The Black Sun lieutenant stormed back and forth in Nien Nunb’s office, which he had commandeered. He knew his superiors were counting on him, and he knew that the leaders of Black Sun were not very forgiving when something went wrong.

“I thought you had imprisoned everyone who could cause problems for us,” Czethros said, whirling about. “What did you forget to take into account? Who is still missing?”

“I don’t know, my Lord Czethros.”

“Of course you don’t know, or the situation would already be under control!” He pounded a hand on the Chief Administrator’s low tabletop. He wished the Sullustan were taller so that his office and its furnishings would have been a bit more comfortable for a man of his size.

Czethros glared at the guard. The other armed mercenaries milling about in the hall nervously awaited their turn for a reprimand. Each hoped he would survive the wrath of Czethros.

“It’s safe to say we have some sort of little rodents unaccounted for. The saboteurs know what they’re doing, and they intend to ruin my plans. Make sure all our prisoners are securely locked away. Then I want full teams to comb every inch of the spice mines. We must find whoever is responsible for blowing up my transmitting station. I want them—dead or alive. I don’t care which.”

He turned, not deigning even to look at his crew anymore, then slowly glanced back over his shoulder. “Of course, if you don’t find them for me to torture”—his cracked lips curled in a faint smile—“I’ll be forced to take out my frustrations on some of you instead.”

16

Anja had never felt so out of control.

While the Jedi all around her in the minisub worked with brisk determination to diagnose and fix the ailments of the Elfa, she felt herself slipping away into a zone of pain somewhere between madness and death.

Her vision narrowed and filled with static at the edges.
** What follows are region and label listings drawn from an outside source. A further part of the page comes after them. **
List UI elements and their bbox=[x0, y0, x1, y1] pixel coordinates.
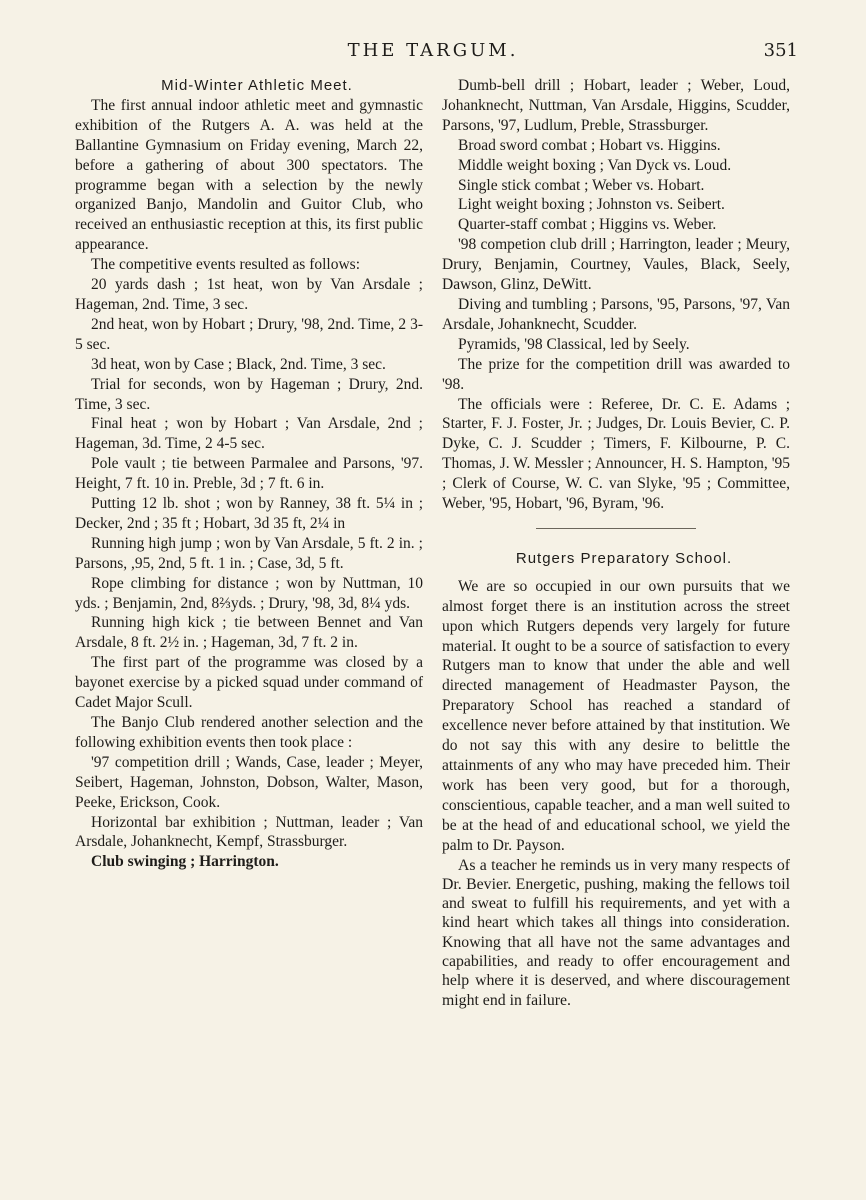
article-paragraph: The competitive events resulted as follows: bbox=[91, 256, 361, 274]
exhibition-event: Quarter-staff combat ; Higgins vs. Weber. bbox=[458, 216, 717, 234]
journal-title: THE TARGUM. bbox=[347, 40, 519, 61]
exhibition-event: Middle weight boxing ; Van Dyck vs. Loud. bbox=[458, 156, 732, 174]
exhibition-event: Diving and tumbling ; Parsons, '95, Parsons, '97, Van Arsdale, Johanknecht, Scudder. bbox=[442, 295, 790, 333]
event-result: Rope climbing for distance ; won by Nuttman, 10 yds. ; Benjamin, 2nd, 8⅔yds. ; Drury, '98, 3d, 8¼ yds. bbox=[75, 574, 423, 612]
page-number: 351 bbox=[763, 40, 798, 61]
section-title-prep-school: Rutgers Preparatory School. bbox=[515, 549, 733, 567]
exhibition-event: '97 competition drill ; Wands, Case, leader ; Meyer, Seibert, Hageman, Johnston, Dobson, Walter, Mason, Peeke, Erickson, Cook. bbox=[75, 753, 423, 811]
article-paragraph: The prize for the competition drill was awarded to '98. bbox=[442, 355, 790, 393]
event-result: Pole vault ; tie between Parmalee and Parsons, '97. Height, 7 ft. 10 in. Preble, 3d ; 7 ft. 6 in. bbox=[75, 455, 423, 493]
section-title-athletic-meet: Mid-Winter Athletic Meet. bbox=[161, 77, 353, 94]
exhibition-event: Light weight boxing ; Johnston vs. Seibert. bbox=[458, 196, 725, 214]
exhibition-event: '98 competion club drill ; Harrington, leader ; Meury, Drury, Benjamin, Courtney, Vaules, Black, Seely, Dawson, Glinz, DeWitt. bbox=[442, 236, 790, 294]
article-paragraph: The Banjo Club rendered another selection and the following exhibition events then took place : bbox=[75, 714, 423, 751]
article-paragraph: The first part of the programme was closed by a bayonet exercise by a picked squad under command of Cadet Major Scull. bbox=[75, 654, 423, 712]
event-result: 3d heat, won by Case ; Black, 2nd. Time, 3 sec. bbox=[91, 355, 386, 373]
event-result: Running high jump ; won by Van Arsdale, 5 ft. 2 in. ; Parsons, ,95, 2nd, 5 ft. 1 in. ; Case, 3d, 5 ft. bbox=[75, 534, 423, 572]
event-result: Final heat ; won by Hobart ; Van Arsdale, 2nd ; Hageman, 3d. Time, 2 4-5 sec. bbox=[75, 415, 423, 453]
exhibition-event: Single stick combat ; Weber vs. Hobart. bbox=[458, 176, 705, 194]
article-paragraph: The first annual indoor athletic meet and gymnastic exhibition of the Rutgers A. A. was held at the Ballantine Gymnasium on Friday evening, March 22, before a gathering of about 300 spectators. The programme began with a selection by the newly organized Banjo, Mandolin and Guitor Club, who received an enthusiastic reception at this, its first public appearance. bbox=[75, 96, 423, 254]
event-result: Running high kick ; tie between Bennet and Van Arsdale, 8 ft. 2½ in. ; Hageman, 3d, 7 ft. 2 in. bbox=[75, 614, 423, 652]
event-result: 20 yards dash ; 1st heat, won by Van Arsdale ; Hageman, 2nd. Time, 3 sec. bbox=[75, 276, 423, 313]
event-result: 2nd heat, won by Hobart ; Drury, '98, 2nd. Time, 2 3-5 sec. bbox=[75, 315, 423, 353]
event-result: Putting 12 lb. shot ; won by Ranney, 38 ft. 5¼ in ; Decker, 2nd ; 35 ft ; Hobart, 3d 35 ft, 2¼ in bbox=[75, 495, 423, 532]
exhibition-event: Dumb-bell drill ; Hobart, leader ; Weber, Loud, Johanknecht, Nuttman, Van Arsdale, Higgins, Scudder, Parsons, '97, Ludlum, Preble, Strassburger. bbox=[442, 77, 790, 134]
event-result: Trial for seconds, won by Hageman ; Drury, 2nd. Time, 3 sec. bbox=[75, 375, 423, 413]
article-paragraph: As a teacher he reminds us in very many respects of Dr. Bevier. Energetic, pushing, making the fellows toil and sweat to fulfill his requirements, and yet with a kind heart which takes all things into consideration. Knowing that all have not the same advantages and capabilities, and ready to offer encouragement and help where it is deserved, and where discouragement might end in failure. bbox=[442, 856, 790, 1009]
exhibition-event: Broad sword combat ; Hobart vs. Higgins. bbox=[458, 136, 721, 154]
exhibition-event: Club swinging ; Harrington. bbox=[91, 853, 279, 871]
left-column bbox=[75, 76, 423, 872]
officials-paragraph: The officials were : Referee, Dr. C. E. Adams ; Starter, F. J. Foster, Jr. ; Judges, Dr. Louis Bevier, C. P. Dyke, C. J. Scudder ; Timers, F. Kilbourne, P. C. Thomas, J. W. Messler ; Announcer, H. S. Hampton, '95 ; Clerk of Course, W. C. van Slyke, '95 ; Committee, Weber, '95, Hobart, '96, Byram, '96. bbox=[442, 395, 790, 513]
exhibition-event: Horizontal bar exhibition ; Nuttman, leader ; Van Arsdale, Johanknecht, Kempf, Strassburger. bbox=[75, 813, 423, 851]
exhibition-event: Pyramids, '98 Classical, led by Seely. bbox=[458, 335, 690, 353]
article-paragraph: We are so occupied in our own pursuits that we almost forget there is an institution across the street upon which Rutgers depends very largely for future material. It ought to be a source of satisfaction to every Rutgers man to know that under the able and well directed management of Headmaster Payson, the Preparatory School has reached a standard of excellence never before attained by that institution. We do not say this with any desire to belittle the attainments of any who may have preceded him. Their work has been very good, but for a thorough, conscientious, capable teacher, and a man well suited to be at the head of and educational school, we yield the palm to Dr. Payson. bbox=[442, 577, 790, 854]
right-column bbox=[442, 76, 790, 1010]
section-divider bbox=[536, 528, 696, 529]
She found she could not concentrate on what her friends were doing—the need for spice was too great, no matter how she tried to push it back. The tiny claustrophobic vessel felt unbearably hot, stifling, despite their arctic prison. Unreasonable quantities of perspiration soaked her leather headband, streamed into her large eyes, ran down her neck and back to leave damp stains on her clothing.
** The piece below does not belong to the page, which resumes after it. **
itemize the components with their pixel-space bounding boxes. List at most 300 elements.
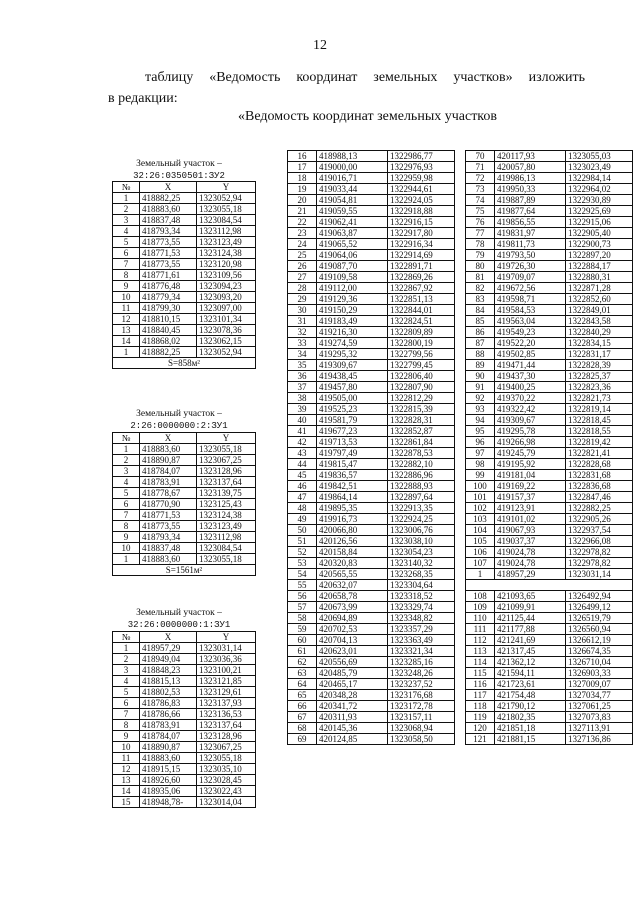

The others around her were talking, planning, brainstorming, but it all seemed so far away. A deep ache burned in her muscles and ate its way down to her bones, igniting liquid agony in every joint of her body. Moving her hands or any part of her body produced an instant punishing pain. So she did not move. Each breath became a struggle. Her head throbbed with unimaginable pressure. She realized now that only one substance in the galaxy could put an end to her agony: andris.